Sunday, March 29, 2009

I should have been a Rock Star - the Czech rock star prank

My cousin Rob and I went to a lot of concerts together. Rob had grown up just a hundred yards or so from my house out on the hill of Dugan Road. He and his sisters and me and my brothers and sisters had walked that hundred or so yards a lot of times. Their house was like our second home and visa-versa.
Rob was a great deal more daring than the rest of us in dress and hair. While we had all gone through he years of long hair and bell bottom pants, I had trimmed mine down to get a teaching job, and brothers Tim and Tom wore theirs in varying lengths. Rob, for a while, had this shiny, long reddish-orange hair that stood out everywhere.
In fact, we were hairy enough that the local police would sometimes stop us 'just because." Even in the small town of Kiefer where I had grown up and played all the sports, been the Valedictorian, as soon as I went to college and grew out my hair, I suddenly because a target for the local sheriff who stopped me because he thought I was speeding in my beat up 1970 Ford maverick. ( it was lucky to run, much less speed.)
Rob and I were stopped in Sapulpa, the town I had started teaching in, one night late as we returned from a midnight movie. The funny thing was, the only thing we had in our system was popcorn and Coca Cola. But, there Rob was with his long straight hair and me with my beard and afro. It was not uncommon. I imagine it made the police suspicious right away.
With the 1980's and the start of the New Wave music movement, MTV and blossoming punk from the late 70's, the hair styles and clothes changed dramatically. Mine did not. The beard and afro stayed, more due to low maintenance and fear of change than to dedication to a style. Rob changed dramatically. he wore several earrings, dyed his red hair various colors, wore a smoking jacket and began smoking clove cigarettes.
The cool thing about this was, that when we went to concerts, it was only a matter of time till a lot of girls came around because of his style. Neither of us was really forward enough to take advantage of that situation.

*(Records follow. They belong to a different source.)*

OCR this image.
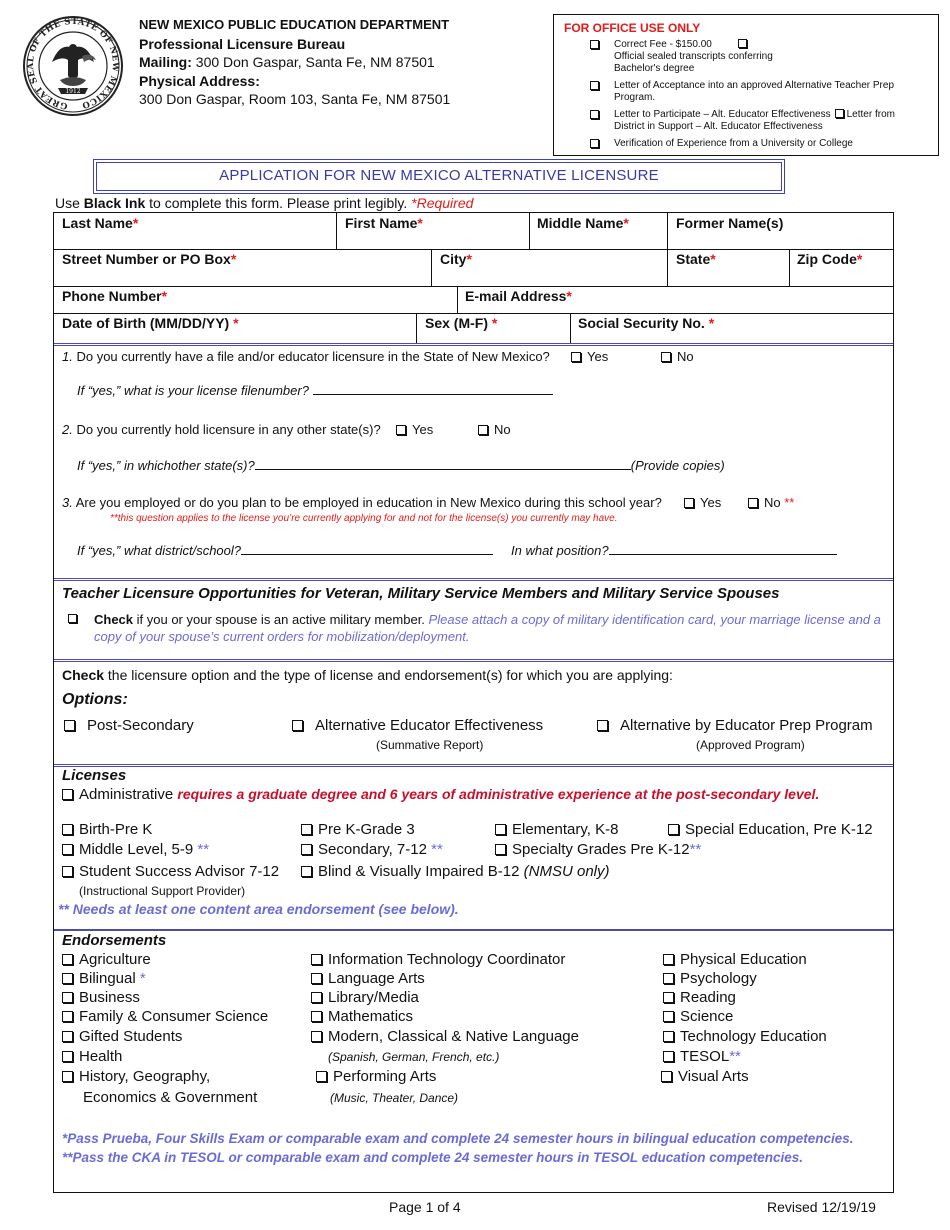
GREAT SEAL OF THE STATE OF NEW MEXICO
1912
NEW MEXICO PUBLIC EDUCATION DEPARTMENT
Professional Licensure Bureau
Mailing: 300 Don Gaspar, Santa Fe, NM 87501
Physical Address:
300 Don Gaspar, Room 103, Santa Fe, NM 87501
FOR OFFICE USE ONLY
Correct Fee - $150.00Official sealed transcripts conferring Bachelor's degree
Letter of Acceptance into an approved Alternative Teacher Prep Program.
Letter to Participate – Alt. Educator Effectiveness Letter from District in Support – Alt. Educator Effectiveness
Verification of Experience from a University or College
APPLICATION FOR NEW MEXICO ALTERNATIVE LICENSURE
Use Black Ink to complete this form. Please print legibly. *Required
Last Name*	First Name*	Middle Name*	Former Name(s)
Street Number or PO Box*	City*	State*	Zip Code*
Phone Number*	E-mail Address*
Date of Birth (MM/DD/YY) *	Sex (M-F) *	Social Security No. *
1. Do you currently have a file and/or educator licensure in the State of New Mexico?	Yes	No
If “yes,” what is your license filenumber?
2. Do you currently hold licensure in any other state(s)?	Yes	No
If “yes,” in whichother state(s)?	(Provide copies)
3. Are you employed or do you plan to be employed in education in New Mexico during this school year?	Yes	No **
**this question applies to the license you’re currently applying for and not for the license(s) you currently may have.
If “yes,” what district/school?	In what position?
Teacher Licensure Opportunities for Veteran, Military Service Members and Military Service Spouses
Check if you or your spouse is an active military member. Please attach a copy of military identification card, your marriage license and a copy of your spouse’s current orders for mobilization/deployment.
Check the licensure option and the type of license and endorsement(s) for which you are applying:
Options:
Post-Secondary	Alternative Educator Effectiveness
(Summative Report)
Alternative by Educator Prep Program
(Approved Program)
Licenses
Administrative requires a graduate degree and 6 years of administrative experience at the post-secondary level.
Birth-Pre K	Pre K-Grade 3	Elementary, K-8	Special Education, Pre K-12
Middle Level, 5-9 **	Secondary, 7-12 **	Specialty Grades Pre K-12**
Student Success Advisor 7-12
(Instructional Support Provider)
Blind & Visually Impaired B-12 (NMSU only)
** Needs at least one content area endorsement (see below).
Endorsements
Agriculture
Bilingual *
Business
Family & Consumer Science
Gifted Students
Health
History, Geography,
Economics & Government
Information Technology Coordinator
Language Arts
Library/Media
Mathematics
Modern, Classical & Native Language
(Spanish, German, French, etc.)
Performing Arts
(Music, Theater, Dance)
Physical Education
Psychology
Reading
Science
Technology Education
TESOL**
Visual Arts
*Pass Prueba, Four Skills Exam or comparable exam and complete 24 semester hours in bilingual education competencies.
**Pass the CKA in TESOL or comparable exam and complete 24 semester hours in TESOL education competencies.
Page 1 of 4	Revised 12/19/19
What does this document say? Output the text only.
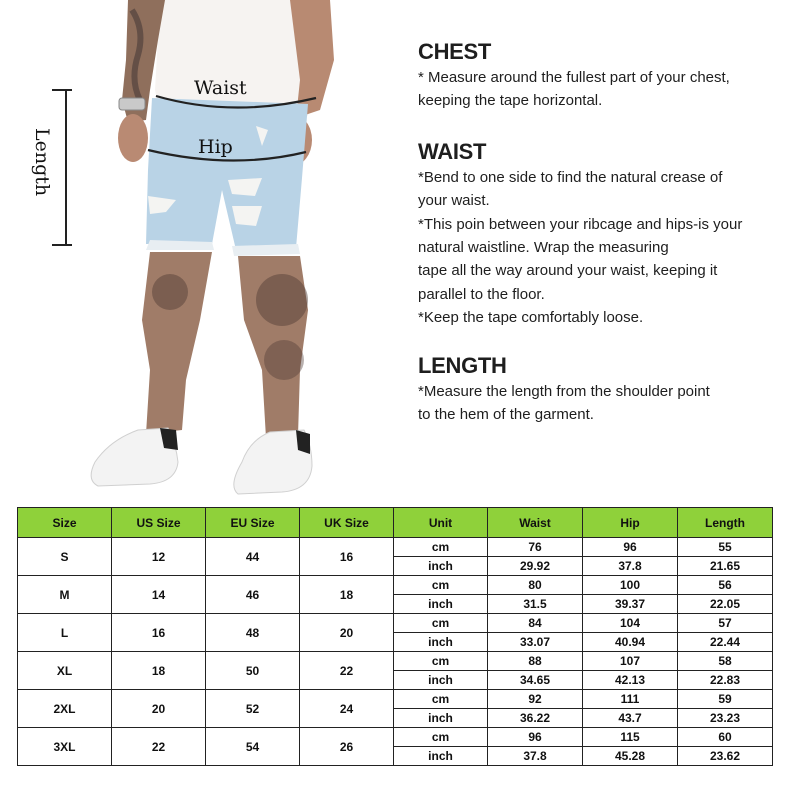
Waist
Hip
Length
CHEST

* Measure around the fullest part of your chest,

keeping the tape horizontal.

WAIST

*Bend to one side to find the natural crease of

your waist.

*This poin between your ribcage and hips-is your

natural waistline. Wrap the measuring

tape all the way around your waist, keeping it

parallel to the floor.

*Keep the tape comfortably loose.

LENGTH

*Measure the length from the shoulder point

to the hem of the garment.

Size	US Size	EU Size	UK Size	Unit	Waist	Hip	Length
S	12	44	16	cm	76	96	55
				inch	29.92	37.8	21.65
M	14	46	18	cm	80	100	56
				inch	31.5	39.37	22.05
L	16	48	20	cm	84	104	57
				inch	33.07	40.94	22.44
XL	18	50	22	cm	88	107	58
				inch	34.65	42.13	22.83
2XL	20	52	24	cm	92	111	59
				inch	36.22	43.7	23.23
3XL	22	54	26	cm	96	115	60
				inch	37.8	45.28	23.62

Rob started work for a local phone company and eventually moved an hour or so away to work. On one of his return visits, he stopped by my school for the day to visit me. That year, I was teaching mostly 8th grade civics classes, and on the spot, Rob and I devised a quick prank to pull on my students.
When the kids wandered into class, of course, one of the first things they noticed was Rob sitting at my desk, wearing earrings ( not allowed at school for boys) and hair that was half red and half black.
The kids would sidle up to me, whispering "Who is that?"
Now, the name I gave him I can no longer remember, so I will "Vlad" in it's place. I would tell the kids, "This is my cousin, Vlad, from Czechoslovakia. He plays in a rock band and they are on tour. Vlad is visiting me because they are playing at Cains Ballroom in Tulsa tonight."
"Can we talk to him? Can he speak English?"
"No" I told them. "Only Czech, but i can translate for you if you want to ask him something."
So these kids would ask him questions, and I in turn would turn to Rob and mutter some nonsensical gibberish that sounded like ti was Slavic or eastern European. he would then speak the same gibberish back and I woulds make up answers to tell the kids. We would throw in some hand gestures or a laugh every once in the while as if we were sharing a private joke. It was all ad-libbed.
This went on for three class periods, before "Vlad" had to leave. A lot of the kids asked for his autograph and asked if his music was released here in the states yet. Of course, it was not here yet.
I walked Rob/Vlad outside the school door, where he and I burst into laughter and near tears.

I did finally tell the kids in class about the prank. They loved the fact that I tried to pull a joke on them.

Rob eventually lost the multicolored hair, but still wears the earring. In fact nowadays he can often be seen with shaved head, and no trace of the bright red that graced 1/2 of his former Czech head.